I’ve decided that this afternoon’s chore of scrubbing and polishing a marble floor will be rewarded by a nice pot of Marco Polo tea (from Mariage frères, bien sûr), to accompany a freshly baked praline cake from Pralus, all for myself. But before the treats, I will have to dutifully prepare the pails, the scrub brushes, the rubber gloves, and of course pull on my faithful kneepads.

But why would anyone have professional-grade kneepads around for such a seldom-done task in the first place?

That’s easy: I’ll bet most singers have a nice collection of assorted kneepads, various souvenirs from years of traveling from one opera job to another, having survived modern stagings where you may be expected to sing in literally all conceivable positions, excepting of course while standing. Singing while standing has long been considered outdated.

True, major theaters around the world will provide the pads for you, for the stage rehearsals for example, and even at the drop of a hat: just ask the director’s assistant, or the stage manager, there’s usually a box of them for that purpose. However, they are often worn during the performances, too, whether under XVIIIth century breeches, regal dressing gowns, or even under a priest’s long black robe, and it’s always nice to have a comfy pair that fits just right, and which may possibly be more to your personal taste from a hygienic point of view.

The Commendatore falls to his knees and dies in an early scene in Act I of ‘Don Giovanni,’ for example. Kneepads. Monteverdi’s Seneca opens his own veins and dies onstage, whether in Mantua, London, Paris, or Oslo. Kneepads.
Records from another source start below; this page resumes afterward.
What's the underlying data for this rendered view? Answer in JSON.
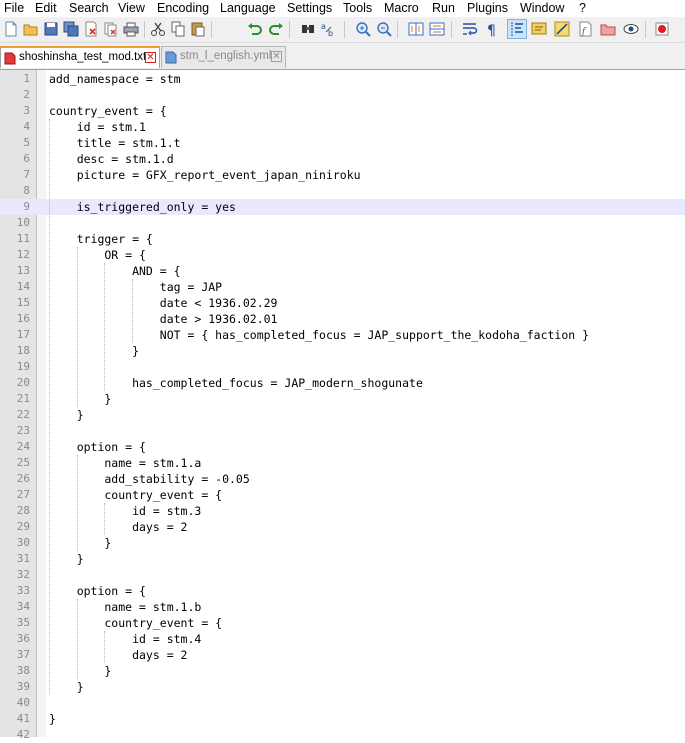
{
  "menu": [
    "File",
    "Edit",
    "Search",
    "View",
    "Encoding",
    "Language",
    "Settings",
    "Tools",
    "Macro",
    "Run",
    "Plugins",
    "Window",
    "?"
  ],
  "toolbar": {
    "buttons": [
      "new-file-icon",
      "open-file-icon",
      "save-icon",
      "save-all-icon",
      "close-icon",
      "close-all-icon",
      "print-icon",
      "cut-icon",
      "copy-icon",
      "paste-icon",
      "undo-icon",
      "redo-icon",
      "find-icon",
      "replace-icon",
      "zoom-in-icon",
      "zoom-out-icon",
      "sync-vertical-icon",
      "sync-horizontal-icon",
      "word-wrap-icon",
      "show-all-characters-icon",
      "indent-guide-icon",
      "user-language-icon",
      "document-map-icon",
      "function-list-icon",
      "folder-as-workspace-icon",
      "monitoring-icon",
      "record-macro-icon"
    ]
  },
  "tabs": [
    {
      "label": "shoshinsha_test_mod.txt",
      "active": true
    },
    {
      "label": "stm_l_english.yml",
      "active": false
    }
  ],
  "editor": {
    "current_line": 9,
    "lines": [
      "add_namespace = stm",
      "",
      "country_event = {",
      "    id = stm.1",
      "    title = stm.1.t",
      "    desc = stm.1.d",
      "    picture = GFX_report_event_japan_niniroku",
      "",
      "    is_triggered_only = yes",
      "",
      "    trigger = {",
      "        OR = {",
      "            AND = {",
      "                tag = JAP",
      "                date < 1936.02.29",
      "                date > 1936.02.01",
      "                NOT = { has_completed_focus = JAP_support_the_kodoha_faction }",
      "            }",
      "",
      "            has_completed_focus = JAP_modern_shogunate",
      "        }",
      "    }",
      "",
      "    option = {",
      "        name = stm.1.a",
      "        add_stability = -0.05",
      "        country_event = {",
      "            id = stm.3",
      "            days = 2",
      "        }",
      "    }",
      "",
      "    option = {",
      "        name = stm.1.b",
      "        country_event = {",
      "            id = stm.4",
      "            days = 2",
      "        }",
      "    }",
      "",
      "}",
      ""
    ]
  },
  "colors": {
    "tab_accent": "#f0a030",
    "current_line": "#e8e8ff",
    "toolbar_active": "#cce4f7"
  }
}
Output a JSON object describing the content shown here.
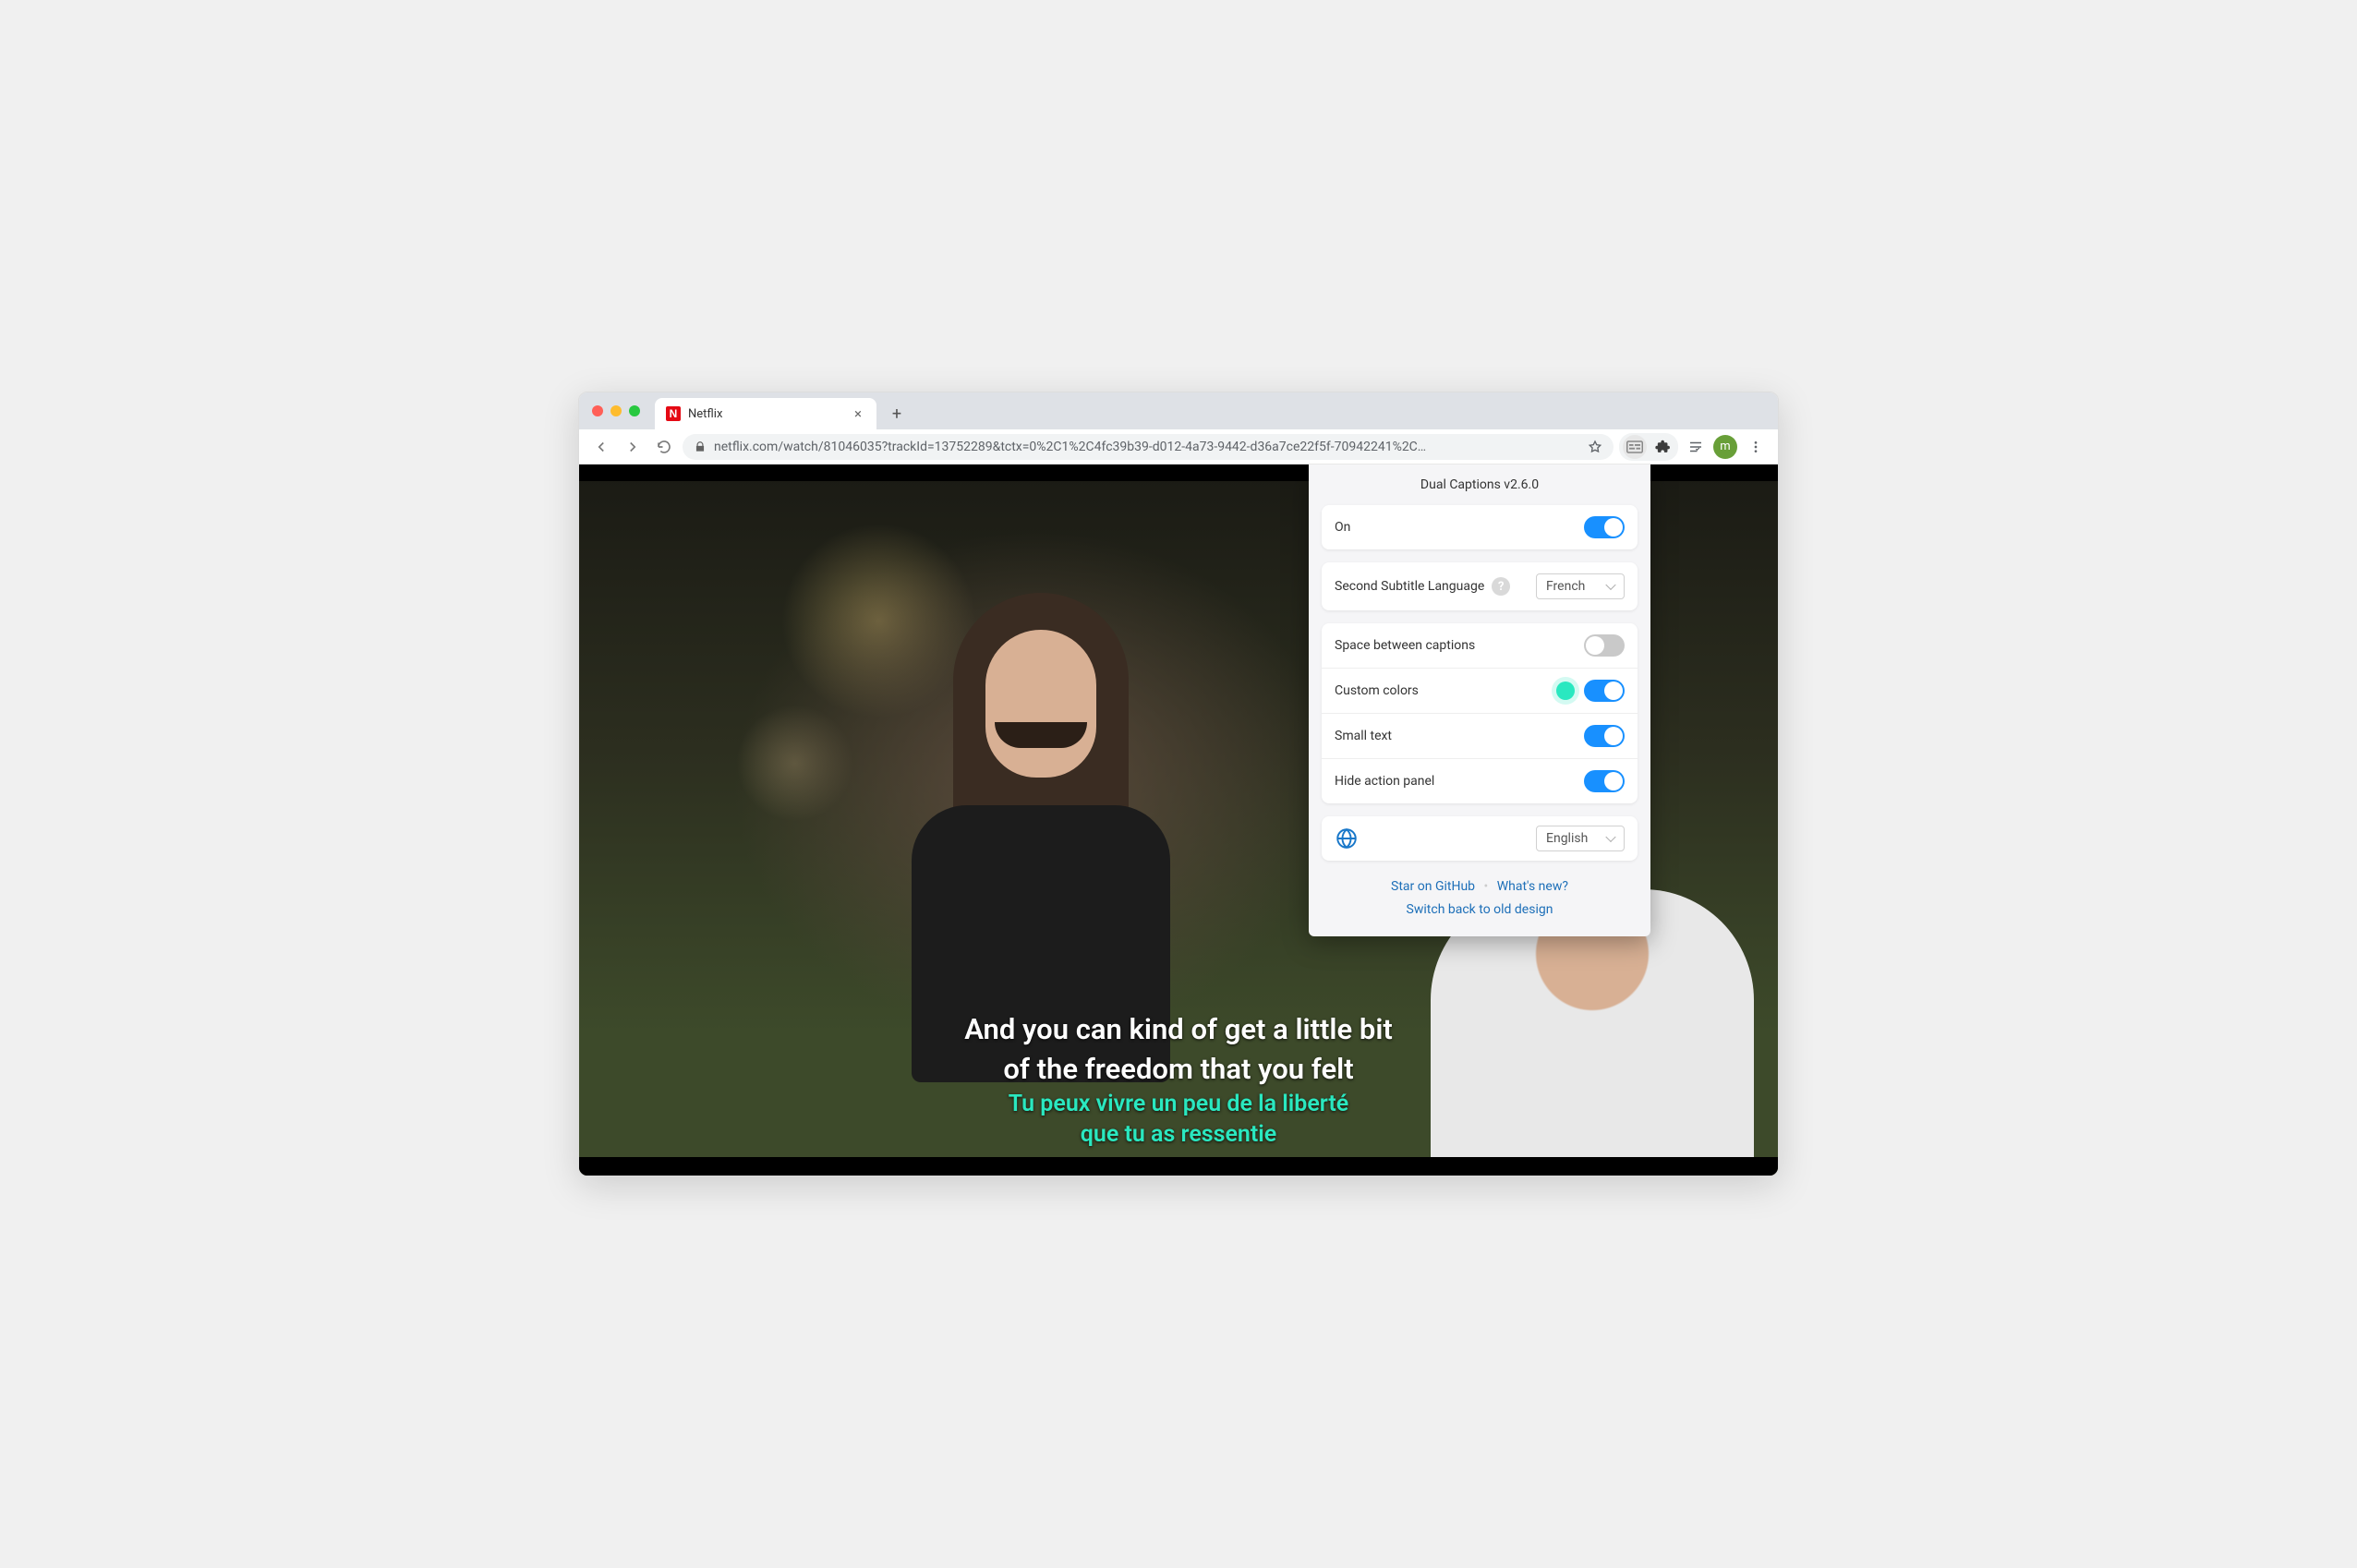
{
  "browser": {
    "tab": {
      "favicon_letter": "N",
      "title": "Netflix"
    },
    "url_display": "netflix.com/watch/81046035?trackId=13752289&tctx=0%2C1%2C4fc39b39-d012-4a73-9442-d36a7ce22f5f-70942241%2C…",
    "avatar_letter": "m"
  },
  "captions": {
    "primary_line1": "And you can kind of get a little bit",
    "primary_line2": "of the freedom that you felt",
    "secondary_line1": "Tu peux vivre un peu de la liberté",
    "secondary_line2": "que tu as ressentie",
    "secondary_color": "#2ae8c0"
  },
  "popup": {
    "title": "Dual Captions v2.6.0",
    "on_label": "On",
    "second_lang_label": "Second Subtitle Language",
    "second_lang_value": "French",
    "space_label": "Space between captions",
    "colors_label": "Custom colors",
    "small_label": "Small text",
    "hide_label": "Hide action panel",
    "ui_lang_value": "English",
    "links": {
      "star": "Star on GitHub",
      "whatsnew": "What's new?",
      "switchback": "Switch back to old design"
    },
    "toggles": {
      "on": true,
      "space": false,
      "colors": true,
      "small": true,
      "hide": true
    }
  }
}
And then there are those roughneck moments such as when I first sang Der Einarmiger (the one-armed man in ‘Die Frau ohne Schatten’) in Toulouse. At the first stage rehearsal I was perky, equipped with my personal kneepads, and even had one arm bound behind me, for added “method-actor” realism. But my enthusiastic new partner, singing Der Einäugige (we’ll give him some slack since he only has one eye), took the fun a bit too seriously, and unwittingly pushed me so hard that I fell onto a metal grate in the floor three meters away – you lose balance easily with only one arm – which was already littered with broken glass from the same stage fight. The open gash on my right hand required a few stitches, but I was back rehearsing the next day, older and wiser and bandaged. But with kneepads.
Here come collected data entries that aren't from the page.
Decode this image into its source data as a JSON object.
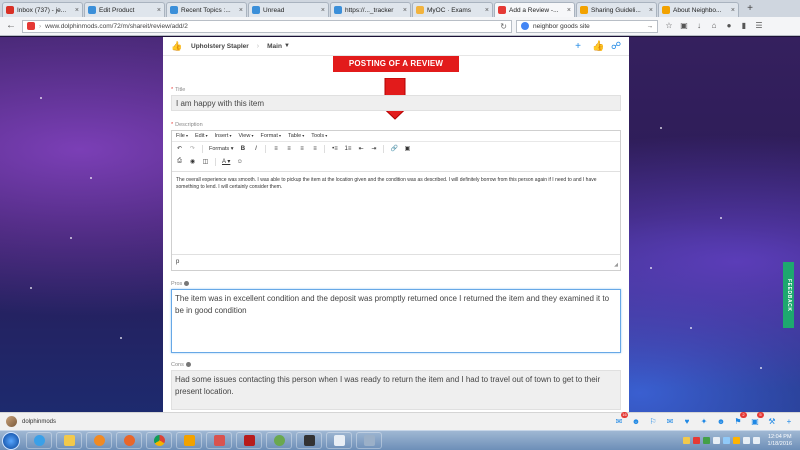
{
  "browser": {
    "tabs": [
      {
        "label": "Inbox (737) - je...",
        "icon": "gmail-icon",
        "color": "#d93025",
        "active": false
      },
      {
        "label": "Edit Product",
        "icon": "site-icon",
        "color": "#3b8fd9",
        "active": false
      },
      {
        "label": "Recent Topics :...",
        "icon": "site-icon",
        "color": "#3b8fd9",
        "active": false
      },
      {
        "label": "Unread",
        "icon": "site-icon",
        "color": "#3b8fd9",
        "active": false
      },
      {
        "label": "https://..._tracker",
        "icon": "site-icon",
        "color": "#3b8fd9",
        "active": false
      },
      {
        "label": "MyOC · Exams",
        "icon": "myoc-icon",
        "color": "#f2b33d",
        "active": false
      },
      {
        "label": "Add a Review -...",
        "icon": "dolphin-icon",
        "color": "#e53935",
        "active": true
      },
      {
        "label": "Sharing Guideli...",
        "icon": "site-icon",
        "color": "#f2a200",
        "active": false
      },
      {
        "label": "About Neighbo...",
        "icon": "site-icon",
        "color": "#f2a200",
        "active": false
      }
    ],
    "url": "www.dolphinmods.com/72/m/shareit/review/add/2",
    "search": "neighbor goods site"
  },
  "app": {
    "breadcrumb_item": "Upholstery Stapler",
    "breadcrumb_section": "Main"
  },
  "annotation": {
    "banner": "POSTING OF A REVIEW"
  },
  "form": {
    "title_label": "Title",
    "title_value": "I am happy with this item",
    "description_label": "Description",
    "menubar": [
      "File",
      "Edit",
      "Insert",
      "View",
      "Format",
      "Table",
      "Tools"
    ],
    "formats_label": "Formats",
    "description_text": "The overall experience was smooth. I was able to pickup the item at the location given and the condition was as described. I will definitely borrow from this person again if I need to and I have something to lend. I will certainly consider them.",
    "editor_status": "p",
    "pros_label": "Pros",
    "pros_value": "The item was in excellent condition and the deposit was promptly returned once I returned the item and they examined it to be in good condition",
    "cons_label": "Cons",
    "cons_value": "Had some issues contacting this person when I was ready to return the item and I had to travel out of town to get to their present location."
  },
  "feedback_tab": "FEEDBACK",
  "bottombar": {
    "username": "dolphinmods",
    "badges": {
      "mail": "16",
      "notifications": "2",
      "cart": "5"
    }
  },
  "taskbar": {
    "time": "12:04 PM",
    "date": "1/18/2016"
  },
  "colors": {
    "accent": "#1e88e5",
    "annotation_red": "#e21b1b",
    "feedback_green": "#1ea86f"
  }
}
A truly sadistic stage director at the Paris Opéra required several minutes of stage business to be sung while on my knees. The rehearsals were endless, so that one scene required me to be on my knees for 45 minutes, without relief. Again, another trip to the sporting goods store, and I showed up the next day with the best and most comfy pair on the market!

Who knew that the noble knight Gurnemanz wears kneepads as he invokes “Durch Mitleid, wissend, der reine Thor?”

Who would guess that Don Quichotte himself is adept at his personal knee-joint health? Just tricks of the trade, friends, and tricks for survival in a tough business. Because the takeaway here is that I can still walk, and laugh about it. Sic transit gloria mundi all over again.

Now that my marble floor is glistening anew, my appetite tells me I’m ready to enjoy the rewards of ritual purification and temporary household cleanliness, so I shall now indulge in my 4PM tea break. With both knees comfortably stretched out, thanks very much!